Steril flakonlar içine alınan fibroblastlar en küçük 26G enjektör kullanılarak ve mezoterapi tekniğiyle çoklu enjeksiyonlar şeklinde uygulanır. Alın, göz çevresi, dudak çevresi, çene, dekolte bölgesi ve eller fibroblast tedavisinin en çok uygulandığı bölgelerdir. Uygulama sıklığı 2 ila 6 hafta olmak üzere hasta özelinde değişmekle birlikte fibroblast tedavisi 3 haftalık kürler şeklinde uygulanır.
Kürlerden her birinde ortalama 30 milyon fibroblast hücresi enjekte edilir. Fibroblast hücreleri dondurulabilir ve istenilen zaman 2. ve 3. doz olarak kullanılmak üzere -196 derecede, buhar fazındaki tanklarda saklanma yoluyla korunabilir.

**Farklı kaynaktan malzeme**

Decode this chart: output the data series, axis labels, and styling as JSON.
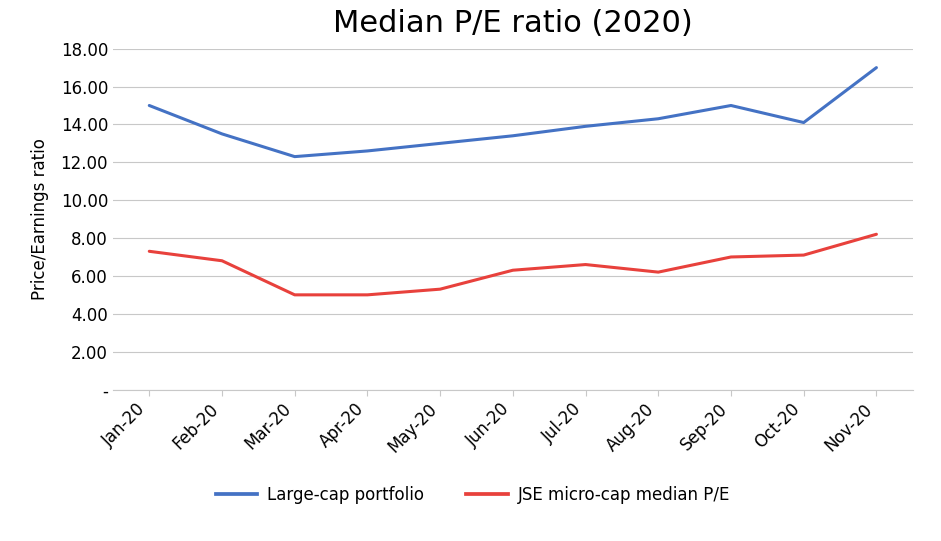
{
  "title": "Median P/E ratio (2020)",
  "ylabel": "Price/Earnings ratio",
  "categories": [
    "Jan-20",
    "Feb-20",
    "Mar-20",
    "Apr-20",
    "May-20",
    "Jun-20",
    "Jul-20",
    "Aug-20",
    "Sep-20",
    "Oct-20",
    "Nov-20"
  ],
  "large_cap": [
    15.0,
    13.5,
    12.3,
    12.6,
    13.0,
    13.4,
    13.9,
    14.3,
    15.0,
    14.1,
    17.0
  ],
  "micro_cap": [
    7.3,
    6.8,
    5.0,
    5.0,
    5.3,
    6.3,
    6.6,
    6.2,
    7.0,
    7.1,
    8.2
  ],
  "large_cap_color": "#4472C4",
  "micro_cap_color": "#E8413C",
  "large_cap_label": "Large-cap portfolio",
  "micro_cap_label": "JSE micro-cap median P/E",
  "ylim_min": 0,
  "ylim_max": 18.0,
  "ytick_step": 2.0,
  "background_color": "#FFFFFF",
  "grid_color": "#C8C8C8",
  "title_fontsize": 22,
  "ylabel_fontsize": 12,
  "tick_fontsize": 12,
  "legend_fontsize": 12,
  "line_width": 2.2
}
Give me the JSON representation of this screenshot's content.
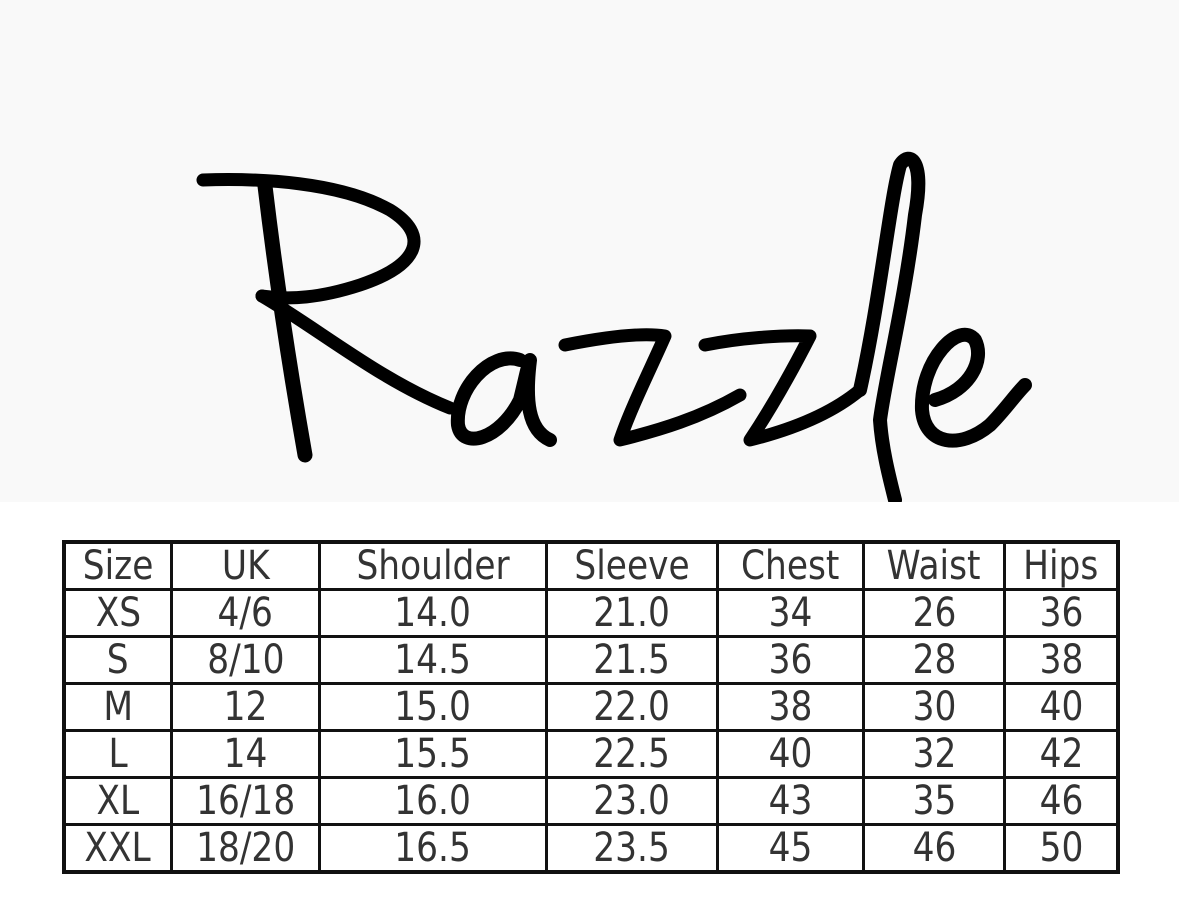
{
  "brand": {
    "logo_text": "Razzle"
  },
  "size_chart": {
    "headers": [
      "Size",
      "UK",
      "Shoulder",
      "Sleeve",
      "Chest",
      "Waist",
      "Hips"
    ],
    "rows": [
      [
        "XS",
        "4/6",
        "14.0",
        "21.0",
        "34",
        "26",
        "36"
      ],
      [
        "S",
        "8/10",
        "14.5",
        "21.5",
        "36",
        "28",
        "38"
      ],
      [
        "M",
        "12",
        "15.0",
        "22.0",
        "38",
        "30",
        "40"
      ],
      [
        "L",
        "14",
        "15.5",
        "22.5",
        "40",
        "32",
        "42"
      ],
      [
        "XL",
        "16/18",
        "16.0",
        "23.0",
        "43",
        "35",
        "46"
      ],
      [
        "XXL",
        "18/20",
        "16.5",
        "23.5",
        "45",
        "46",
        "50"
      ]
    ]
  }
}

Uzun süreli etkilere sahip olan fibroblast tedavisinin; hastanın yaşam kalitesi, cilt yapısı, su tüketim miktarı, yaşı, UV ışınlarına maruziyet, stres faktörü, genetik özellikleri, sigara ve alkol kullanıl alışkanlıklarından etkilenmesi mümkündür.
Fibroblast tedavisinden sonra hastalar güneş ışınlarına doğrudan maruz kalmaktan kaçınmalıdır. Hastanın konforunun artması için uygulama günü soğuk kompres yapılması fayda sağlayabilir. Cildinde çeşitli sorunlar bulunan, cilt dokusunun gençleştirilmesi ya da zaman içinde cilt dokusunda oluşan deformasyonların giderilmesini isteyen kişiler fibroblast tedavisinden faydalanabilirler. Kişinin kendi hücreleri kullanılarak uygulanan fibroblast tedavisi, otolog bir tedavi olma özelliğine sahiptir. Bu nedenle fibroblast tedavisinden sonra alerji riski bulunmaz ve fibroblast güvenli bir uygulama olarak öne çıkar.
Fibroblast tedavisinden optimum fayda sağlanması için uygulama yapılan kişinin 30 ila 40 yaş aralığında olması önemli bir avantajdır. Tedavinin sağladığı fayda ve iyileştirici etki çoğunlukla ikinci enjeksiyonun ardından fark edilir bir hal almaya başlar.